Lampedusa : le bilan dépasse les 200 morts

Les plongeurs italiens ont récupéré 17 nouveaux corps, lundi 7 octobre, autour de l’épave de l’embarcation de migrants qui avait fait naufrage jeudi près de Lampedusa. "Les plongeurs ont récupéré deux corps ce matin puis quinze plus tard, dont ceux de quatre femmes", a annoncé le commandant Filippo Marini, responsable des garde-côtes. Cette macabre découverte porte pour le moment à 211 morts le bilan de la tragédie, mais les autorités craignent qu’il ne grimpe à 360 morts.

Dimanche, les plongeurs avaient pu récupérer 70 corps dans la journée. Seuls 155 des quelque 500 Erythréens et Somaliens entassés sur un bateau de pêche parti clandestinement de Misrata, en Libye, ont pu être sauvés. "Il y a trois équipes qui travaillent par roulements de deux heures. A cause de la profondeur, ils ne peuvent rester que six à sept minutes au fond de l’eau", a expliqué Leonardo Ricci, un porte-parole de la police douanière à Lampedusa. Les autorités envisagent par ailleurs de renflouer le bateau, qui gît par 47 mètres de fond à 500 mètres des côtes.

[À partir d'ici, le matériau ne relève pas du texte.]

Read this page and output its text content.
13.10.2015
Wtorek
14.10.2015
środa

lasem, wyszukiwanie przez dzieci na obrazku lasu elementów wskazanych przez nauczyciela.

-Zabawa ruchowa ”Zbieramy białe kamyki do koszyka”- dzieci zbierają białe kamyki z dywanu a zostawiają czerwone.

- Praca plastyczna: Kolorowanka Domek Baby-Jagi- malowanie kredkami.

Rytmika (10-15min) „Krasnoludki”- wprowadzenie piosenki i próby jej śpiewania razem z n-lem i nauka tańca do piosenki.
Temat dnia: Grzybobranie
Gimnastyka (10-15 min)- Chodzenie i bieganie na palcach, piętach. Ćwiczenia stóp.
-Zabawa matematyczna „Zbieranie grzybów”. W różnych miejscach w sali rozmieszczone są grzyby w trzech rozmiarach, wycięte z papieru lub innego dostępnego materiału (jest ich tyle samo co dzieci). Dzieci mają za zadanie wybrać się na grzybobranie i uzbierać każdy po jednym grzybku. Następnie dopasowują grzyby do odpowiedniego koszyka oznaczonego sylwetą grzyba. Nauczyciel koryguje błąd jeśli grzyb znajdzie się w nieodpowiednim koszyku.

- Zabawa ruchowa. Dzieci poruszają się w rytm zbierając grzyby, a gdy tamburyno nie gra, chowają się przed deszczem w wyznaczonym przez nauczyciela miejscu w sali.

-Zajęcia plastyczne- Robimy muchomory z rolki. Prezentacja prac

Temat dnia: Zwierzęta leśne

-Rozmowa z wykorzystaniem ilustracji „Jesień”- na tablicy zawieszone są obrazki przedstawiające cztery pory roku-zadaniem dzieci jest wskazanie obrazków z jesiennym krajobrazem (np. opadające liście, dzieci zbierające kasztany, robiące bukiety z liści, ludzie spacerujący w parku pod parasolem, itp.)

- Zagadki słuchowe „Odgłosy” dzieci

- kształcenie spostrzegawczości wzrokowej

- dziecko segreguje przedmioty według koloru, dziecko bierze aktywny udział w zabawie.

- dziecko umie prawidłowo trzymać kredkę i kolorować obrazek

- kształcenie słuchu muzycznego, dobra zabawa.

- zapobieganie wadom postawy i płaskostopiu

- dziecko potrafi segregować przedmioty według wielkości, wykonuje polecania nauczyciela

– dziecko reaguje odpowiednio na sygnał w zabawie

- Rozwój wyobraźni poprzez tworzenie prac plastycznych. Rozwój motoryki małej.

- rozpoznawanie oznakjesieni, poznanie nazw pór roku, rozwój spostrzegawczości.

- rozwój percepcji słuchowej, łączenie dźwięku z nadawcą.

Les rescapés se sont rendus samedi dans le hangar de l’aéroport où sont alignées les cercueils, pour un adieu déchirant à leurs proches. Selon le père Mosé Zerai, un prêtre érythréen qui dirige une association d’aide, ils ont demandé que les morts soient rapatriés en Erythrée, alors qu’initialement les autorités italiennes pensaient les enterrer dans des cimetières siciliens. Les survivants seront pour leur part accueillis à Rome, un geste inédit du maire de la capitale, Ignazio Marino, "en signe de rébellion contre la résignation et l’indifférence".

Seules 111 dépouilles ont été récupérées depuis que le bateau où s’entassaient quelque 500 Somaliens et Erythréens, partis de Libye, a pris feu, puis coulé jeudi – ici le hangar de l’aéroport de Lampedusa où ont été alignés les cercueils des victimes, le 5 octobre.

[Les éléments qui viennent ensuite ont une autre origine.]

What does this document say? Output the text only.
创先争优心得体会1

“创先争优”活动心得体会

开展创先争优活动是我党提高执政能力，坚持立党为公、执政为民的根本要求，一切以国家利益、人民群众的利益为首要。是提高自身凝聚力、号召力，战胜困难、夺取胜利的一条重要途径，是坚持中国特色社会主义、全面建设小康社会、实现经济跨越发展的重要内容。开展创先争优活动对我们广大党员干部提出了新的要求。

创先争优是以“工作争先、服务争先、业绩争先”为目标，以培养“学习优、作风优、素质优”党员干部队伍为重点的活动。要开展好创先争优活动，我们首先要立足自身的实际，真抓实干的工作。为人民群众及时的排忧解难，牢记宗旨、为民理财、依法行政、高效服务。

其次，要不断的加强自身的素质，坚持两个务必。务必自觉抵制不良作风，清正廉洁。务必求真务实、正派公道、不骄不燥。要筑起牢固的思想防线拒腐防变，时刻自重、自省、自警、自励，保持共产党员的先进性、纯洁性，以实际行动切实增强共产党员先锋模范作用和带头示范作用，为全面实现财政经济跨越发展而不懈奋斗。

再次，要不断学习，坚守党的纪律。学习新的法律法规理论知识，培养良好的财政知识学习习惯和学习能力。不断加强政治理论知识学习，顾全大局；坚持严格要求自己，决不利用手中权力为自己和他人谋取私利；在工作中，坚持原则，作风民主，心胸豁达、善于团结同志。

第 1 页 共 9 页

"LA COMPASSION NE SUFFIT PAS"

Ce nouveau drame de Lampedusa devrait engager un nouveau débat cette semaine entre Européens sur les moyens de prévenir de tels événements. Mais la mise en place de mesures communes fortes se heurte aux divergences entre Etats. Le dossier va s’imposer dès mardi à la table de la réunion des ministres de l’intérieur, qui se retrouvent à Luxembourg. A la demande de l’Italie, "il y aura un échange de vues sur la solidarité requise, car c’est effectivement le problème", a précisé une source proche de la présidence lituanienne de l’Union européenne. Aucune décision importante n’est cependant attendue à l’issue de cette réunion de quelques heures.

Pourtant "la compassion ne suffit pas" après le choc de Lampedusa, a affirmé samedi le premier ministre français, Jean-Marc Ayrault. Les responsables européens doivent "trouver la bonne réponse" aux questions que pose le drame, selon lui.

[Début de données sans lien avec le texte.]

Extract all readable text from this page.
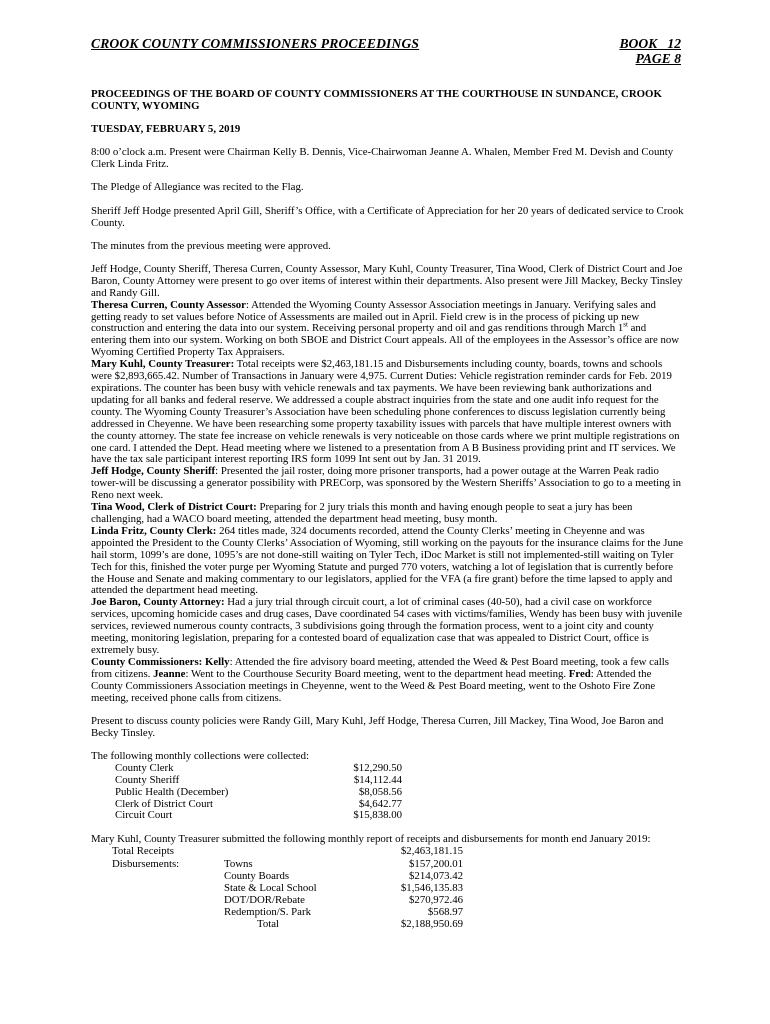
CROOK COUNTY COMMISSIONERS PROCEEDINGS	BOOK   12
PAGE 8

PROCEEDINGS OF THE BOARD OF COUNTY COMMISSIONERS AT THE COURTHOUSE IN SUNDANCE, CROOK COUNTY, WYOMING

TUESDAY, FEBRUARY 5, 2019

8:00 o’clock a.m. Present were Chairman Kelly B. Dennis, Vice-Chairwoman Jeanne A. Whalen, Member Fred M. Devish and County Clerk Linda Fritz.

The Pledge of Allegiance was recited to the Flag.

Sheriff Jeff Hodge presented April Gill, Sheriff’s Office, with a Certificate of Appreciation for her 20 years of dedicated service to Crook County.

The minutes from the previous meeting were approved.

Jeff Hodge, County Sheriff, Theresa Curren, County Assessor, Mary Kuhl, County Treasurer, Tina Wood, Clerk of District Court and Joe Baron, County Attorney were present to go over items of interest within their departments. Also present were Jill Mackey, Becky Tinsley and Randy Gill.

Theresa Curren, County Assessor: Attended the Wyoming County Assessor Association meetings in January. Verifying sales and getting ready to set values before Notice of Assessments are mailed out in April. Field crew is in the process of picking up new construction and entering the data into our system. Receiving personal property and oil and gas renditions through March 1st and entering them into our system. Working on both SBOE and District Court appeals. All of the employees in the Assessor’s office are now Wyoming Certified Property Tax Appraisers.

Mary Kuhl, County Treasurer: Total receipts were $2,463,181.15 and Disbursements including county, boards, towns and schools were $2,893,665.42. Number of Transactions in January were 4,975. Current Duties: Vehicle registration reminder cards for Feb. 2019 expirations. The counter has been busy with vehicle renewals and tax payments. We have been reviewing bank authorizations and updating for all banks and federal reserve. We addressed a couple abstract inquiries from the state and one audit info request for the county. The Wyoming County Treasurer’s Association have been scheduling phone conferences to discuss legislation currently being addressed in Cheyenne. We have been researching some property taxability issues with parcels that have multiple interest owners with the county attorney. The state fee increase on vehicle renewals is very noticeable on those cards where we print multiple registrations on one card. I attended the Dept. Head meeting where we listened to a presentation from A B Business providing print and IT services. We have the tax sale participant interest reporting IRS form 1099 Int sent out by Jan. 31 2019.

Jeff Hodge, County Sheriff: Presented the jail roster, doing more prisoner transports, had a power outage at the Warren Peak radio tower-will be discussing a generator possibility with PRECorp, was sponsored by the Western Sheriffs’ Association to go to a meeting in Reno next week.

Tina Wood, Clerk of District Court: Preparing for 2 jury trials this month and having enough people to seat a jury has been challenging, had a WACO board meeting, attended the department head meeting, busy month.

Linda Fritz, County Clerk: 264 titles made, 324 documents recorded, attend the County Clerks’ meeting in Cheyenne and was appointed the President to the County Clerks’ Association of Wyoming, still working on the payouts for the insurance claims for the June hail storm, 1099’s are done, 1095’s are not done-still waiting on Tyler Tech, iDoc Market is still not implemented-still waiting on Tyler Tech for this, finished the voter purge per Wyoming Statute and purged 770 voters, watching a lot of legislation that is currently before the House and Senate and making commentary to our legislators, applied for the VFA (a fire grant) before the time lapsed to apply and attended the department head meeting.

Joe Baron, County Attorney: Had a jury trial through circuit court, a lot of criminal cases (40-50), had a civil case on workforce services, upcoming homicide cases and drug cases, Dave coordinated 54 cases with victims/families, Wendy has been busy with juvenile services, reviewed numerous county contracts, 3 subdivisions going through the formation process, went to a joint city and county meeting, monitoring legislation, preparing for a contested board of equalization case that was appealed to District Court, office is extremely busy.

County Commissioners: Kelly: Attended the fire advisory board meeting, attended the Weed & Pest Board meeting, took a few calls from citizens. Jeanne: Went to the Courthouse Security Board meeting, went to the department head meeting. Fred: Attended the County Commissioners Association meetings in Cheyenne, went to the Weed & Pest Board meeting, went to the Oshoto Fire Zone meeting, received phone calls from citizens.

Present to discuss county policies were Randy Gill, Mary Kuhl, Jeff Hodge, Theresa Curren, Jill Mackey, Tina Wood, Joe Baron and Becky Tinsley.

The following monthly collections were collected:

County Clerk	$12,290.50
County Sheriff	$14,112.44
Public Health (December)	$8,058.56
Clerk of District Court	$4,642.77
Circuit Court	$15,838.00

Mary Kuhl, County Treasurer submitted the following monthly report of receipts and disbursements for month end January 2019:

Total Receipts		$2,463,181.15

Disbursements:	Towns	$157,200.01
	County Boards	$214,073.42
	State & Local School	$1,546,135.83
	DOT/DOR/Rebate	$270,972.46
	Redemption/S. Park	$568.97
	Total	$2,188,950.69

La ministre de l’intégration italienne, Cécile Kyenge, première Noire dans un gouvernement italien, a lancé un appel dimanche à Lampedusa pour qu’il n’y ait "plus jamais de telles tragédies" et que l’accent soit mis sur la "prévention". L’Italie demande "une attention particulière à l’Europe", a dit Mme Kyenge, sans donner de détails. Chacun doit agir en fonction de son rôle." La ministre a répété son souhait que l’Italie modifie une loi qui considère comme des "suspects" tous les immigrants clandestins. Selon elle, des changements "seront discutés" prochainement au sein du gouvernement gauche-droite d’Enrico Letta. "Quelqu’un qui fuit la guerre, un conflit ne peut pas se retrouver dans cette situation, nous avons des normes sur le droit d’asile et la Constitution" qui devraient les protéger, a-t-elle argué.

Mme Kyenge a aussi remercié les habitants de Lampedusa, "une île pleine du sens de l’accueil et qui doit être aidée", estimant qu’il faut "sortir de la situation d’urgence en matière d’’immigration" que vit la petite île sicilienne depuis plus de dix ans. La veille, elle avait plaidé pour que soit attribué à la ville le prix Nobel de la paix.